Unternehmeredition: Herr Gode, im Unternehmeredition Musterdepot wurde der Alpha Star Dividenden in neuester Bestandsaufnahme vom langmonatigen Platz eins in der Gesamtperformance verdrängt – vom Bantleon Select Infrastructure, etwas der Definition nach ziemlich Konservativem. Wie überrascht
sind Sie?

Felix Gode: Ich bin überhaupt nicht überrascht. Konservativ ausgerichtete Aktienfonds sollten in der aktuellen Abschwungphase an den Börsen besser abschneiden als offensiver ausgerichtete Produkte. Hingegen ist bei letzteren davon auszugehen, dass diese in aufwärtsgerichteten Börsenphasen deutlich höhere Renditen generieren. Angesichts der Tatsache, dass die Börsen langfristig noch immer gestiegen sind und dies aller Wahrscheinlichkeit nach auch über die kommenden Jahrhunderte tun werden, bin ich ein Anhänger von Strategien, die auf langfristige Renditemaximierung ausgerichtet sind. Der Preis, den man für langfristige Überrenditen bezahlen muss, ist aber Volatilität. Wer damit  leben kann, dürfte auf Sicht deutlich besser abschneiden.

Der Alpha Star Dividenden schüttet quartalsweise aus. Hat das einen ­besonderen Hintergrund? An wen richtet sich eine solche Ausschüttungsfrequenz?

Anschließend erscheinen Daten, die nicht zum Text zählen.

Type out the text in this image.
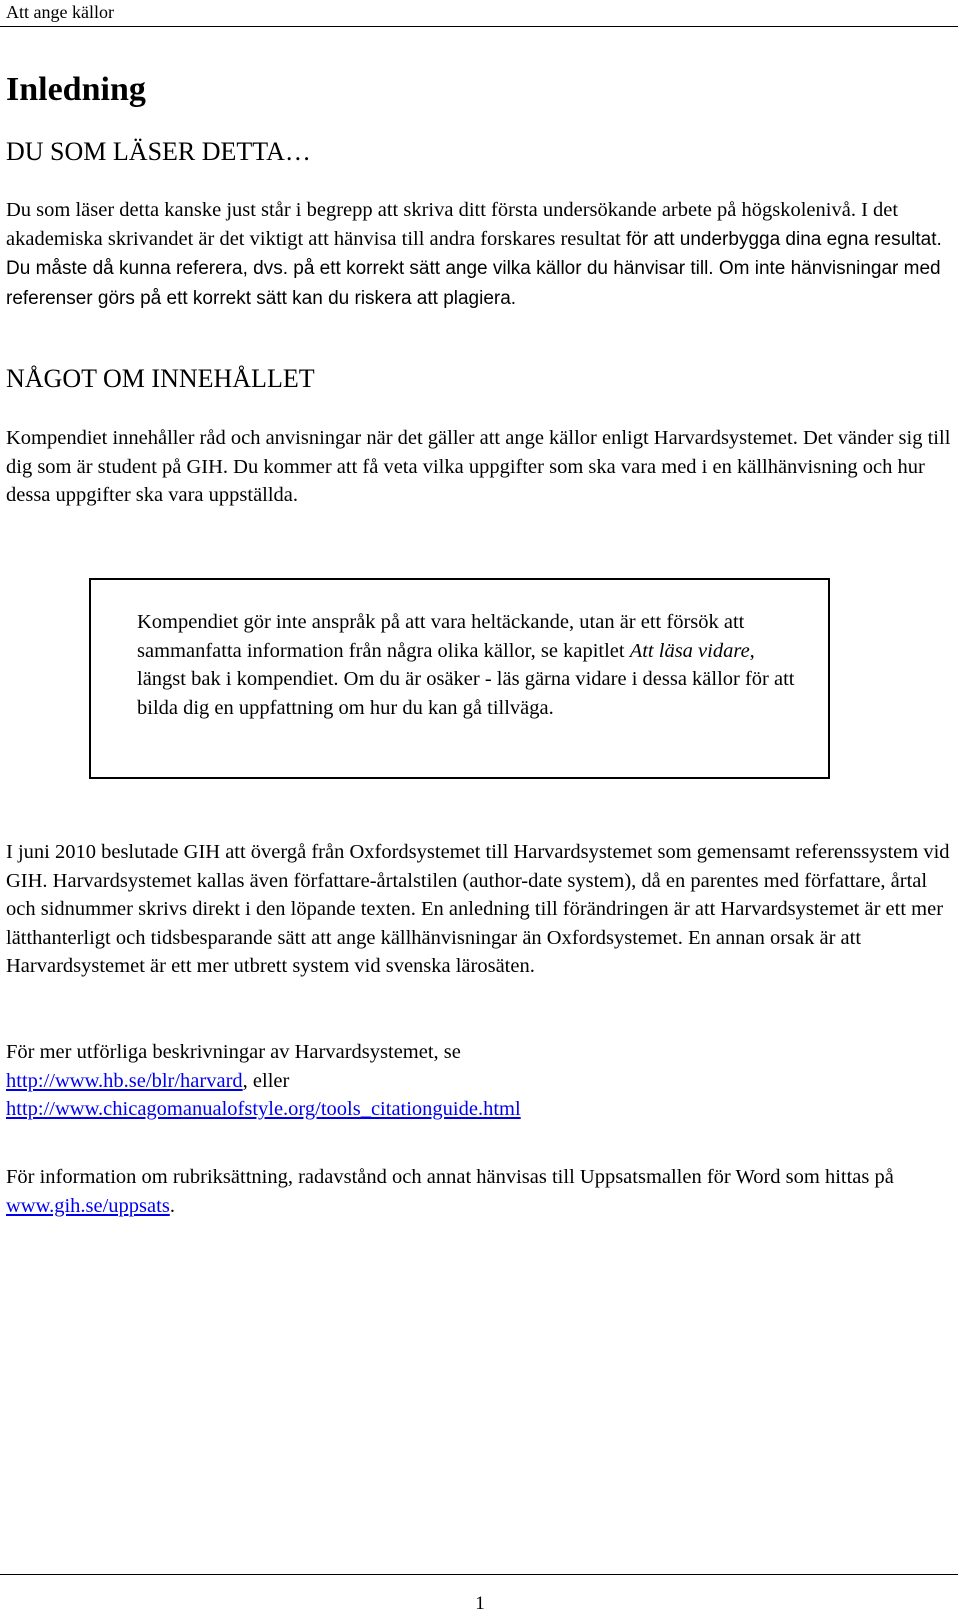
Att ange källor
Inledning
DU SOM LÄSER DETTA…

Du som läser detta kanske just står i begrepp att skriva ditt första undersökande arbete på högskolenivå. I det akademiska skrivandet är det viktigt att hänvisa till andra forskares resultat för att underbygga dina egna resultat. Du måste då kunna referera, dvs. på ett korrekt sätt ange vilka källor du hänvisar till. Om inte hänvisningar med referenser görs på ett korrekt sätt kan du riskera att plagiera.

NÅGOT OM INNEHÅLLET

Kompendiet innehåller råd och anvisningar när det gäller att ange källor enligt Harvardsystemet. Det vänder sig till dig som är student på GIH. Du kommer att få veta vilka uppgifter som ska vara med i en källhänvisning och hur dessa uppgifter ska vara uppställda.

Kompendiet gör inte anspråk på att vara heltäckande, utan är ett försök att sammanfatta information från några olika källor, se kapitlet Att läsa vidare, längst bak i kompendiet. Om du är osäker - läs gärna vidare i dessa källor för att bilda dig en uppfattning om hur du kan gå tillväga.

I juni 2010 beslutade GIH att övergå från Oxfordsystemet till Harvardsystemet som gemensamt referenssystem vid GIH. Harvardsystemet kallas även författare-årtalstilen (author-date system), då en parentes med författare, årtal och sidnummer skrivs direkt i den löpande texten. En anledning till förändringen är att Harvardsystemet är ett mer lätthanterligt och tidsbesparande sätt att ange källhänvisningar än Oxfordsystemet. En annan orsak är att Harvardsystemet är ett mer utbrett system vid svenska lärosäten.

För mer utförliga beskrivningar av Harvardsystemet, se
http://www.hb.se/blr/harvard, eller
http://www.chicagomanualofstyle.org/tools_citationguide.html

För information om rubriksättning, radavstånd och annat hänvisas till Uppsatsmallen för Word som hittas på www.gih.se/uppsats.

1
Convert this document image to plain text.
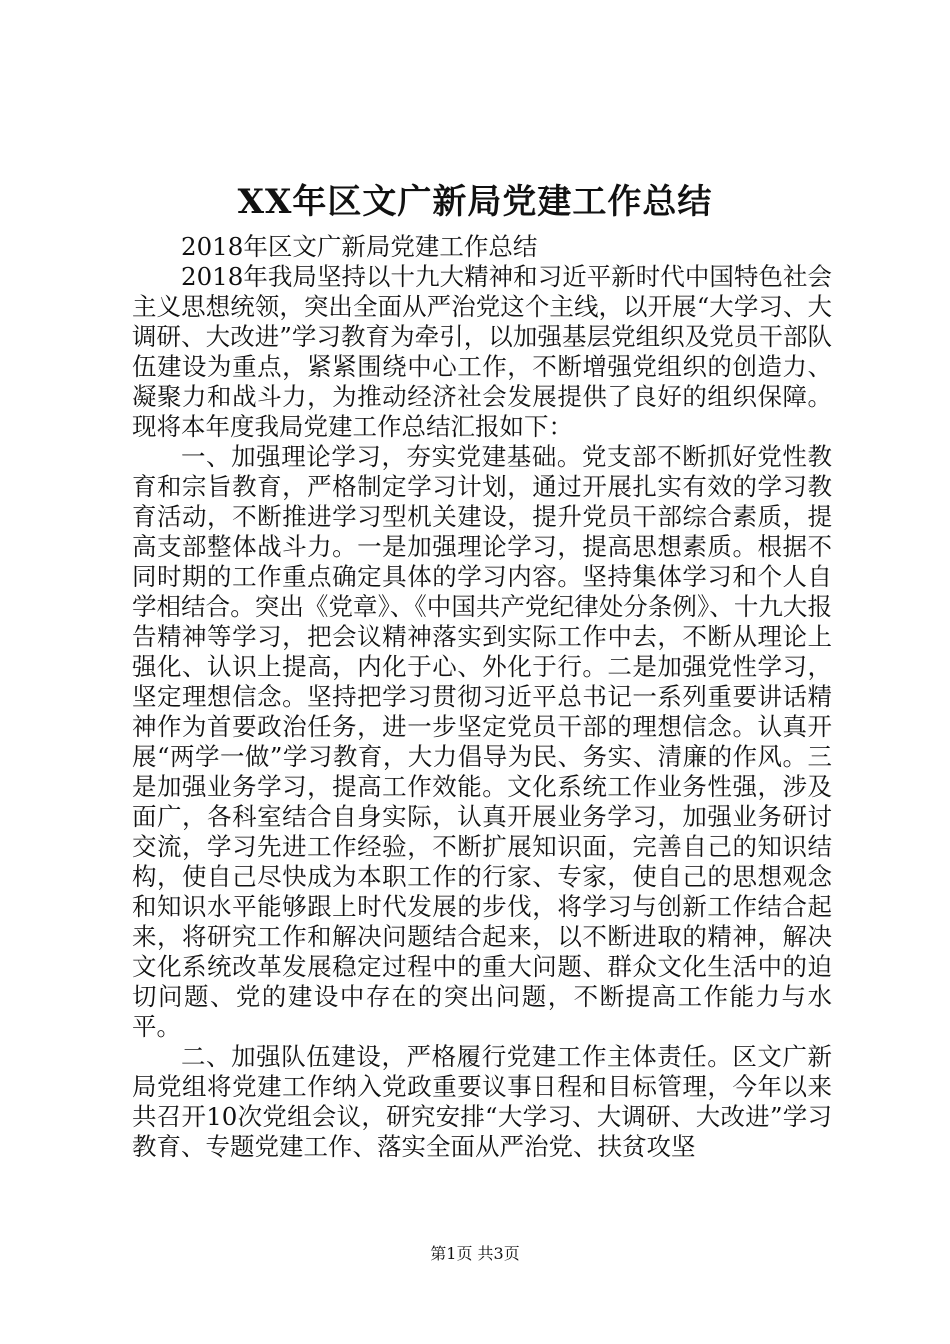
XX年区文广新局党建工作总结

2018年区文广新局党建工作总结

2018年我局坚持以十九大精神和习近平新时代中国特色社会主义思想统领，突出全面从严治党这个主线，以开展“大学习、大调研、大改进”学习教育为牵引，以加强基层党组织及党员干部队伍建设为重点，紧紧围绕中心工作，不断增强党组织的创造力、凝聚力和战斗力，为推动经济社会发展提供了良好的组织保障。现将本年度我局党建工作总结汇报如下：

一、加强理论学习，夯实党建基础。党支部不断抓好党性教育和宗旨教育，严格制定学习计划，通过开展扎实有效的学习教育活动，不断推进学习型机关建设，提升党员干部综合素质，提高支部整体战斗力。一是加强理论学习，提高思想素质。根据不同时期的工作重点确定具体的学习内容。坚持集体学习和个人自学相结合。突出《党章》、《中国共产党纪律处分条例》、十九大报告精神等学习，把会议精神落实到实际工作中去，不断从理论上强化、认识上提高，内化于心、外化于行。二是加强党性学习，坚定理想信念。坚持把学习贯彻习近平总书记一系列重要讲话精神作为首要政治任务，进一步坚定党员干部的理想信念。认真开展“两学一做”学习教育，大力倡导为民、务实、清廉的作风。三是加强业务学习，提高工作效能。文化系统工作业务性强，涉及面广，各科室结合自身实际，认真开展业务学习，加强业务研讨交流，学习先进工作经验，不断扩展知识面，完善自己的知识结构，使自己尽快成为本职工作的行家、专家，使自己的思想观念和知识水平能够跟上时代发展的步伐，将学习与创新工作结合起来，将研究工作和解决问题结合起来，以不断进取的精神，解决文化系统改革发展稳定过程中的重大问题、群众文化生活中的迫切问题、党的建设中存在的突出问题，不断提高工作能力与水平。

二、加强队伍建设，严格履行党建工作主体责任。区文广新局党组将党建工作纳入党政重要议事日程和目标管理，今年以来共召开10次党组会议，研究安排“大学习、大调研、大改进”学习教育、专题党建工作、落实全面从严治党、扶贫攻坚

第1页 共3页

Die quartalsweisen Ausschüttungen in Höhe von 1% sind für alle geeignet, die für sich ein passives Einkommen generieren möchten. Interessant ist das zum Beispiel für Unternehmer im Nachgang eines Exits oder einer Nachfolgeregelung, die mit den erzielten Erlösen ein ste­tiges Einkommen generieren wollen. Der in Deutschland übliche jährliche Ausschüttungsrhythmus ist dafür allerdings eher ungeeignet; daher schüttet der Alpha Star Dividenden quartalsweise aus. Das Interessante dabei: Im Vergleich zu anderen Anlagen, die auch passives Einkommen generieren können, ist bei Aktien zusätzlich die Chance auf Überrenditen vorhanden. Trotz der Ausschüttungen wächst der Kapitalstock also langfristig an.

Geben die Dividendenerträge diesen Cashflow denn her oder gehen Sie gege­benenfalls auch an die Substanz, um eine Ausschüttungskontinuität zu wahren?

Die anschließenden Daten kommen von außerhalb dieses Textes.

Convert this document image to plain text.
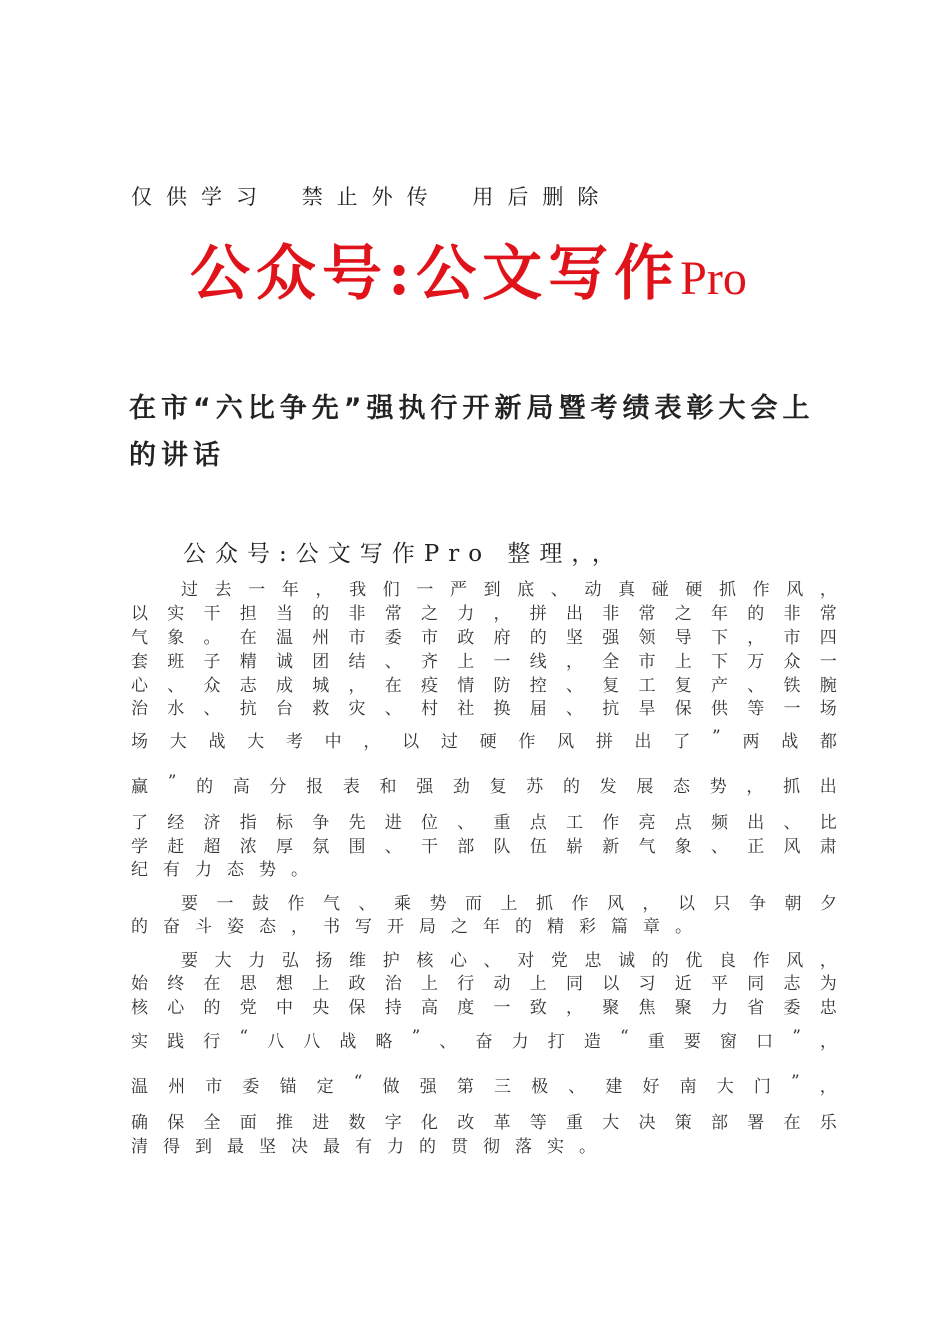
仅供学习 禁止外传 用后删除
公众号:公文写作Pro
在市“六比争先”强执行开新局暨考绩表彰大会上的讲话
公众号:公文写作Pro 整理，，
过 去 一 年 ， 我 们 一 严 到 底 、 动 真 碰 硬 抓 作 风 ，
以 实 干 担 当 的 非 常 之 力 ， 拼 出 非 常 之 年 的 非 常
气 象 。 在 温 州 市 委 市 政 府 的 坚 强 领 导 下 ， 市 四
套 班 子 精 诚 团 结 、 齐 上 一 线 ， 全 市 上 下 万 众 一
心 、 众 志 成 城 ， 在 疫 情 防 控 、 复 工 复 产 、 铁 腕
治 水 、 抗 台 救 灾 、 村 社 换 届 、 抗 旱 保 供 等 一 场
场 大 战 大 考 中 ， 以 过 硬 作 风 拼 出 了 ” 两 战 都
赢 ” 的 高 分 报 表 和 强 劲 复 苏 的 发 展 态 势 ， 抓 出
了 经 济 指 标 争 先 进 位 、 重 点 工 作 亮 点 频 出 、 比
学 赶 超 浓 厚 氛 围 、 干 部 队 伍 崭 新 气 象 、 正 风 肃
纪 有 力 态 势 。
要 一 鼓 作 气 、 乘 势 而 上 抓 作 风 ， 以 只 争 朝 夕
的 奋 斗 姿 态 ， 书 写 开 局 之 年 的 精 彩 篇 章 。
要 大 力 弘 扬 维 护 核 心 、 对 党 忠 诚 的 优 良 作 风 ，
始 终 在 思 想 上 政 治 上 行 动 上 同 以 习 近 平 同 志 为
核 心 的 党 中 央 保 持 高 度 一 致 ， 聚 焦 聚 力 省 委 忠
实 践 行 “ 八 八 战 略 ” 、 奋 力 打 造 “ 重 要 窗 口 ” ，
温 州 市 委 锚 定 “ 做 强 第 三 极 、 建 好 南 大 门 ” ，
确 保 全 面 推 进 数 字 化 改 革 等 重 大 决 策 部 署 在 乐
清 得 到 最 坚 决 最 有 力 的 贯 彻 落 实 。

Wichtig in diesem Zusammenhang ist, zu wissen, dass der Alpha Star Dividenden nicht auf die klassischen Dividendenaktien wie Telekomunternehmen oder Versorger setzt. Vielmehr steht der Aspekt des Dividendenwachstums im Vordergrund. Der Fonds investiert also in Unternehmen, die aufgrund ihrer Ertragskraft in neue Wachstumspotenziale investieren und gleichzeitig Teile der Gewinne als Dividenden ausschütten können – in steigendem Maße über den Zeitverlauf. Daher werden die Ausschüt­tungen des Fonds nicht immer vollständig durch Dividenden der Depotunternehmen gedeckt, sondern teilweise auch über Veräußerungsgewinne, also realisierte Kursgewinne. In der Summe decken die beiden Komponenten jedoch die Ausschüttungen zu 100% ab, sodass nicht aus der Substanz ausgeschüttet werden muss.

In unserem letzten Gespräch 2021 konnte von einem Krieg um die Ukraine – also innerhalb Europas! – noch keinerlei Rede sein, stattdessen zog sich noch Corona und seine Auswirkungen als Roter Faden durch unser Gespräch. Was hat sich im Fonds seit Februar verändert und warum?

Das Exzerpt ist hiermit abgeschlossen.